The proven reserves method is one of the modern methods of the income approach, which allows one to calculate the present value of future income from the exploitation of mineral deposits. It is used to assess the market value of a controlling stake in VIC, in production cycle the basic element of which is natural resources.

Source of information - reserve assessment report.

The following categories of reserves are included in the calculations:

1. Proved Reserves

1.1. Proved Developed Producing

1.2. Proved Developed Nonproducing

1.3. Proved Undeveloped

2. Probable

3. Possible

Currently, investors are interested in total proven reserves. The assumption of the method is a constant price case, i.e., no significant changes in raw material prices, cost increases, capital changes or taxes relative to the date of the forecasts.

Future net income is projected as follows:

Total income (inventory volume * price - transport costs - export and customs duties - port taxes - VAT and excise taxes - special taxes)

  • royalty (10% of total income)
  • total costs:
  • operating costs (may be average annual operating costs for the previous period)
  • wear
  • restoration costs, resource renewal
  • commercial and administrative costs
  • interest paid on short-term loans
  • and other costs (eg taxes).

If information exists on field production volumes for each year of the forecast period, cash flows can be forecast for each year of the forecast period. The forecast period is the life of the deposits.

One of the modern areas of assessment is the use of regression analysis methods in the process of cost calculations equity. The need for a significant amount of information explains the possibility of using and the significance of the method specifically for assessing VIC.

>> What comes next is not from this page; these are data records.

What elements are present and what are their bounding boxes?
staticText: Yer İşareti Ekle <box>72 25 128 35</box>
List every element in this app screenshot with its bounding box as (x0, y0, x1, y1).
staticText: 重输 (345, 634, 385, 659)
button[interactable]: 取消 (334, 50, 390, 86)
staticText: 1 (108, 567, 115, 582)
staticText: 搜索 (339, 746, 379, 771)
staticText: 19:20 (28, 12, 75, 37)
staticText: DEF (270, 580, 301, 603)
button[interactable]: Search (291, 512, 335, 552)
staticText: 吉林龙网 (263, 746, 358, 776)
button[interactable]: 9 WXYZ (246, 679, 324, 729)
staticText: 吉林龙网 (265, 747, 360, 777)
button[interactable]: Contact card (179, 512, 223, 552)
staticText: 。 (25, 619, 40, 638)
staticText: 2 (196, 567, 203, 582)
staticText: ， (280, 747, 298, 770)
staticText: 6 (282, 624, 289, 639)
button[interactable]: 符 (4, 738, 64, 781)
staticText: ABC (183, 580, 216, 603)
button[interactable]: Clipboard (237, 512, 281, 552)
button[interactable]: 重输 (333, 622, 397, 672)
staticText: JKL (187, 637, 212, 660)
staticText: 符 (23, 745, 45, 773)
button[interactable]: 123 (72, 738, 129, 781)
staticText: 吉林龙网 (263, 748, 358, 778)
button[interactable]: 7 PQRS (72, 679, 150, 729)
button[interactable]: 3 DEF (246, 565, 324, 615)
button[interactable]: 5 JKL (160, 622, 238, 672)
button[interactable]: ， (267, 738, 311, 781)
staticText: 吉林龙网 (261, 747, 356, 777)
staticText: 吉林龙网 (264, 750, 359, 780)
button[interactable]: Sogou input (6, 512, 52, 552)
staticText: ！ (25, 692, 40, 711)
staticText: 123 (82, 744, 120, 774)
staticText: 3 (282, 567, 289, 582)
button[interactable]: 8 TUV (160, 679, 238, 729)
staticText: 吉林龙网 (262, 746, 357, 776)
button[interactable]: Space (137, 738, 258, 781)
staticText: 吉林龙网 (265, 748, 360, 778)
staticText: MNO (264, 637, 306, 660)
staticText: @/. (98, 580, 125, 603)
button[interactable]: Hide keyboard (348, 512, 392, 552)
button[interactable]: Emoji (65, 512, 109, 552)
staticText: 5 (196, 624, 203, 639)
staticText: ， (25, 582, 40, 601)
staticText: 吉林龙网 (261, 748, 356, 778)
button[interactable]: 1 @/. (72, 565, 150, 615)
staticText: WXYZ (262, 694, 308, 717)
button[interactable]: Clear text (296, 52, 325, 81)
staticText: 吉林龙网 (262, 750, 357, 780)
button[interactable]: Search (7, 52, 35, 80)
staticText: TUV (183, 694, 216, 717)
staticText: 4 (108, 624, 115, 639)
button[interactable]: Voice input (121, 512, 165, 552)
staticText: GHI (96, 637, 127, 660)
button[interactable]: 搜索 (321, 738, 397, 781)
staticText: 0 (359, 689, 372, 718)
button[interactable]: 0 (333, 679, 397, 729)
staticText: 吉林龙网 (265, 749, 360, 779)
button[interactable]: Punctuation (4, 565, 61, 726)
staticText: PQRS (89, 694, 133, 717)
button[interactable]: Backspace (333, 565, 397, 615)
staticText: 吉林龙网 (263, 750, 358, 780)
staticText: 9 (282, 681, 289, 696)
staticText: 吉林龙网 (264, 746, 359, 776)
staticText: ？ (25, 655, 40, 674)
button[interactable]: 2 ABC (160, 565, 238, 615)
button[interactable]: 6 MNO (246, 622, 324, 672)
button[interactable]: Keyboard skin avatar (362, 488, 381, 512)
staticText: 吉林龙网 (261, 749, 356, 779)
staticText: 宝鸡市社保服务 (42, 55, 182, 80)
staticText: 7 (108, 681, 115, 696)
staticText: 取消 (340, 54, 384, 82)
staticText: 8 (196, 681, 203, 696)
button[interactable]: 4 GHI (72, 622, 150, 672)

We can distinguish the main stages of calculations based on the regression model:

1. Collection of primary information.

2. Conducting correlation analysis.

3. Selecting a model and assessing its parameters.

4. Analysis of the quality of the resulting model.

5. Calculation of the variable value based on the constructed model.

When estimating using the DCF method, peculiarities arise in the calculation of VIC cash flow.

1. VIC income is generated through the sale of products of the mining or processing unit on the market at market prices.

2. Most of the enterprises that are part of VIC work on customer-supplied raw materials.

3. Payment for products/services of parts of the production and technological process is carried out above cost, but below market prices - at transfer (domestic) prices.

4. Payment for products/services of each individual production unit of VIC is carried out by the parent company. Thus, when forecasting VIC cash flow, the revenue/operating profit of each link in the VIC production chain is a cost to the parent company.